Opinión de Carlos Bravo Regidor
La crisis constitucional en la que desembocó la reforma al Poder Judicial ha escalado en los últimos días. Por la nueva reforma sobre la mal llamada “supremacía constitucional” y por la presunta “autorización” del Senado para que la Presidenta desacate la orden de una juez de “despublicar” la reforma judicial del Diario Oficial de la Federación. Ambas acciones, lejos de aclarar un poco el panorama, contribuyen a enturbiarlo todavía más.

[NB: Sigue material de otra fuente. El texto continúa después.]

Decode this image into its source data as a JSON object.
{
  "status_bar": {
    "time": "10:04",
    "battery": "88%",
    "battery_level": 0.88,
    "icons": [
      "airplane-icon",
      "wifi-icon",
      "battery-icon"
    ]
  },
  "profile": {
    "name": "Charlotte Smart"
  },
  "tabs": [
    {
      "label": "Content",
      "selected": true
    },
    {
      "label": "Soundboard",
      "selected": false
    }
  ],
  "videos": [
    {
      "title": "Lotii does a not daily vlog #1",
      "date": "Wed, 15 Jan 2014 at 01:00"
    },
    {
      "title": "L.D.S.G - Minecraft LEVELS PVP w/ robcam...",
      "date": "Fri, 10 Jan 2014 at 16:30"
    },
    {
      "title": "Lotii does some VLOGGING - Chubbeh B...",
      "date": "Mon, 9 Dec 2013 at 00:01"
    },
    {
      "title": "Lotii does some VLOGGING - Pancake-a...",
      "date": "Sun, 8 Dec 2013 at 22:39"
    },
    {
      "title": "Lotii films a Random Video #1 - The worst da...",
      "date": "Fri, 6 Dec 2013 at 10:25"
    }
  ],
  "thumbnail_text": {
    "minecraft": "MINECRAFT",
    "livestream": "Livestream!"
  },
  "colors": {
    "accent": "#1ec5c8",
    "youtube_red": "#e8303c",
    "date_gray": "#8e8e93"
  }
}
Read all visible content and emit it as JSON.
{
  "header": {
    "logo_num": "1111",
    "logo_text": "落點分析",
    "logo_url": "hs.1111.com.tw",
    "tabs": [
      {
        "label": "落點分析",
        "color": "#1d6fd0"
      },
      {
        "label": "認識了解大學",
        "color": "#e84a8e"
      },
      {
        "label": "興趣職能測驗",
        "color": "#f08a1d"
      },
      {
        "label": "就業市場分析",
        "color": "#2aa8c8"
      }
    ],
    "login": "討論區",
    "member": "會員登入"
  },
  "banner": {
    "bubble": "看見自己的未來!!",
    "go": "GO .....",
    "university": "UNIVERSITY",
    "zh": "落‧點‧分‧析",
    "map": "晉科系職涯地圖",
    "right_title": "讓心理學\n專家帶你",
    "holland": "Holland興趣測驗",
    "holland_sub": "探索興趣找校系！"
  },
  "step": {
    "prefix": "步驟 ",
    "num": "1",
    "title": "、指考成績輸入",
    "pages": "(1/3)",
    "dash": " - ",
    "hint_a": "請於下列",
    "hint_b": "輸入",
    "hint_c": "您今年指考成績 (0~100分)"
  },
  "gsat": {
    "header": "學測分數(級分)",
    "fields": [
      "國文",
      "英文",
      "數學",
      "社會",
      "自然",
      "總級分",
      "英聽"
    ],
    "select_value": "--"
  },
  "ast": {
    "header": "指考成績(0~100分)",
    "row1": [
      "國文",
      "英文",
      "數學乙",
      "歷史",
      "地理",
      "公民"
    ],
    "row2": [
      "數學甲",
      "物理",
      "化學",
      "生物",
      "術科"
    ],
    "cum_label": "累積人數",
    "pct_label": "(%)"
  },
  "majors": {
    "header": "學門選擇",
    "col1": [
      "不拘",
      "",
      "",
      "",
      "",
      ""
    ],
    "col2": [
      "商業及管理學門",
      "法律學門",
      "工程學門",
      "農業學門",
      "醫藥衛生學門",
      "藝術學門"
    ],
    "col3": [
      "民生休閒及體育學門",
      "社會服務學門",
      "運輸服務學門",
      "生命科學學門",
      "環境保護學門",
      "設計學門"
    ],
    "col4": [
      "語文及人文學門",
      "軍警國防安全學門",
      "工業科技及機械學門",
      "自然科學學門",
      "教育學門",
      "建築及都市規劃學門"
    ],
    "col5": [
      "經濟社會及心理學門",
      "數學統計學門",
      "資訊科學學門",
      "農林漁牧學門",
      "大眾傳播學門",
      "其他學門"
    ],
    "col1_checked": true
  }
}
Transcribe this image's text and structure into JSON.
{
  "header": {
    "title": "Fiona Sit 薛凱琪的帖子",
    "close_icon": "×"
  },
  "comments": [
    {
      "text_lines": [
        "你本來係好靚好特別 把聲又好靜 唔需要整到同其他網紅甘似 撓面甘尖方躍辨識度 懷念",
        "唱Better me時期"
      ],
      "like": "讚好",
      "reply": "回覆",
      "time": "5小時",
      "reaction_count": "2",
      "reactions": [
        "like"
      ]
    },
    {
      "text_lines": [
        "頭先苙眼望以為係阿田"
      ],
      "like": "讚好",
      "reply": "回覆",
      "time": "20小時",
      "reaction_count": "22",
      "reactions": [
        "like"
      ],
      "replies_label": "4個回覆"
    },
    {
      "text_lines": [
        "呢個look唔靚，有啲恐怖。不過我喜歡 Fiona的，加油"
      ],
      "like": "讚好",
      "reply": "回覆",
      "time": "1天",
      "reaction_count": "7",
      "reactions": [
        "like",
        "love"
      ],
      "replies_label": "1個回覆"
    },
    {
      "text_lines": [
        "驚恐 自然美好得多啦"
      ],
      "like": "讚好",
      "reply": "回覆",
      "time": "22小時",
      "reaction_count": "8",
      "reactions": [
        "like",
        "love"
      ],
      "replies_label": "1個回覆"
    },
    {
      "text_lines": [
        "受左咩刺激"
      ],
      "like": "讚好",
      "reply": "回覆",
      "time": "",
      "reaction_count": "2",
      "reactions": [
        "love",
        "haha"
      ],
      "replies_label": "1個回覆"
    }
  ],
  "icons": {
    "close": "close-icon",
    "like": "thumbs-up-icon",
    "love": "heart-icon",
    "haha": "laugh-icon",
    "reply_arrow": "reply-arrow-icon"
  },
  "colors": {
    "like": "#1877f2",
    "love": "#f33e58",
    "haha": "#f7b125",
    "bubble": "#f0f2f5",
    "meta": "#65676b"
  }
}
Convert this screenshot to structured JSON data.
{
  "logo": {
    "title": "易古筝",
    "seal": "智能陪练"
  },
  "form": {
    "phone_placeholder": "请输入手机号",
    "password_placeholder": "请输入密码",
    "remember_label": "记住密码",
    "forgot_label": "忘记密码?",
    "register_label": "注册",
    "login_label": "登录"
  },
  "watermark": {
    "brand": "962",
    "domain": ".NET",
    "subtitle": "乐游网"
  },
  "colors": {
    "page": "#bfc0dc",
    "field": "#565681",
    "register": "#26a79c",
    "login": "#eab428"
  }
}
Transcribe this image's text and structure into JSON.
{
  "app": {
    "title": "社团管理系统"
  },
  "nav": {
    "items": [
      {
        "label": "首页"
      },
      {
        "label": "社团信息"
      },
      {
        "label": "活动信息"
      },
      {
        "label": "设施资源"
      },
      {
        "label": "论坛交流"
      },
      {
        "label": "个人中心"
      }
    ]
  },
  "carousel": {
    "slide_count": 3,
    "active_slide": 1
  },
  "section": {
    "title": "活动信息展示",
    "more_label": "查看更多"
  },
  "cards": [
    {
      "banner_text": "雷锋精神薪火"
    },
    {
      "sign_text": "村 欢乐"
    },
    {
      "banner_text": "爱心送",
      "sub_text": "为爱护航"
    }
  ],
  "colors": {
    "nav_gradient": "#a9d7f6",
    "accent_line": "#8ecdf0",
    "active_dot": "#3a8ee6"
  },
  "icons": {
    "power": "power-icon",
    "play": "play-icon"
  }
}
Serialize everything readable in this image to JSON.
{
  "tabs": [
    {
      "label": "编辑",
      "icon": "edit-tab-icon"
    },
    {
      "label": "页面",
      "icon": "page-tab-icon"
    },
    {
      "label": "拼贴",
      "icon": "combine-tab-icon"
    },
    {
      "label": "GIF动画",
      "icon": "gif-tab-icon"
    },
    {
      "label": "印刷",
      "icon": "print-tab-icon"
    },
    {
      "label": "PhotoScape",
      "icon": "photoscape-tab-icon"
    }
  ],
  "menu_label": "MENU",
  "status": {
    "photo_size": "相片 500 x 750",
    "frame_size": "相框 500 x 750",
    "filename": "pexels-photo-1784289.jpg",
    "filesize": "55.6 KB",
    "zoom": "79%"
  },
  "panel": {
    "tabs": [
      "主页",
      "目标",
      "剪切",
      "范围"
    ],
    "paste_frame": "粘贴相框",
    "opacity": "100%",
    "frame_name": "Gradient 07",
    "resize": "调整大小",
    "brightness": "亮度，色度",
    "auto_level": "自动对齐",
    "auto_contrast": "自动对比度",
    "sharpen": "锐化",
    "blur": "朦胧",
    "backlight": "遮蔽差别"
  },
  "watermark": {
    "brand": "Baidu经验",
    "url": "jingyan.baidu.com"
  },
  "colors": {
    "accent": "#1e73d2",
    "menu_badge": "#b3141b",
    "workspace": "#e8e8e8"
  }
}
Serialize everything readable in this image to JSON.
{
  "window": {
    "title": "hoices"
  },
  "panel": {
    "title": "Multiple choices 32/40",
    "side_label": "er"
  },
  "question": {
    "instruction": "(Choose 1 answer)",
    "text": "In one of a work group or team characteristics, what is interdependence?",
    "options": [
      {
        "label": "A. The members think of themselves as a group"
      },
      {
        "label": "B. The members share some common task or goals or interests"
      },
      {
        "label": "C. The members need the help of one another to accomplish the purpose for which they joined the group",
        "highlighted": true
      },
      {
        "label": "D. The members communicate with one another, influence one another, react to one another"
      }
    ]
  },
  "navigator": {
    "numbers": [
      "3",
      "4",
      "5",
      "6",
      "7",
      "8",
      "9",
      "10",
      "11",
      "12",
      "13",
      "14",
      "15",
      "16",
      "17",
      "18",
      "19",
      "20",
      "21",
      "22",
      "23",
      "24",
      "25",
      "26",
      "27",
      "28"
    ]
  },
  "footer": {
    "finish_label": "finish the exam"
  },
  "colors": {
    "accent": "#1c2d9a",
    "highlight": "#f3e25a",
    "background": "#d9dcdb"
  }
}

La reforma sobre la “supremacía constitucional” tiene tres problemas evidentes. Primero, exhibe que ni el oficialismo se creyó su argumento de que las reformas a la Constitución eran incontrovertibles (de ser así, su nueva reforma sería redundante).
Segundo, es una reforma aún más controvertible, pues atenta de manera más flagrante que la anterior contra principios constitucionales fundamentales (e.g., la separación de poderes, la no retroactividad de la ley o la defensa de los derechos). Y tercero, porque manda la señal de que el oficialismo no está dispuesto a pelear por los cauces jurisdiccionales sino que, ante cualquier revés potencial por parte de los tribunales, responderá por la vía legislativa.
El gobierno y su bloque mayoritario en el Congreso avisan así, en pocas palabras, que para ellos está cancelado el cauce del litigio constitucional.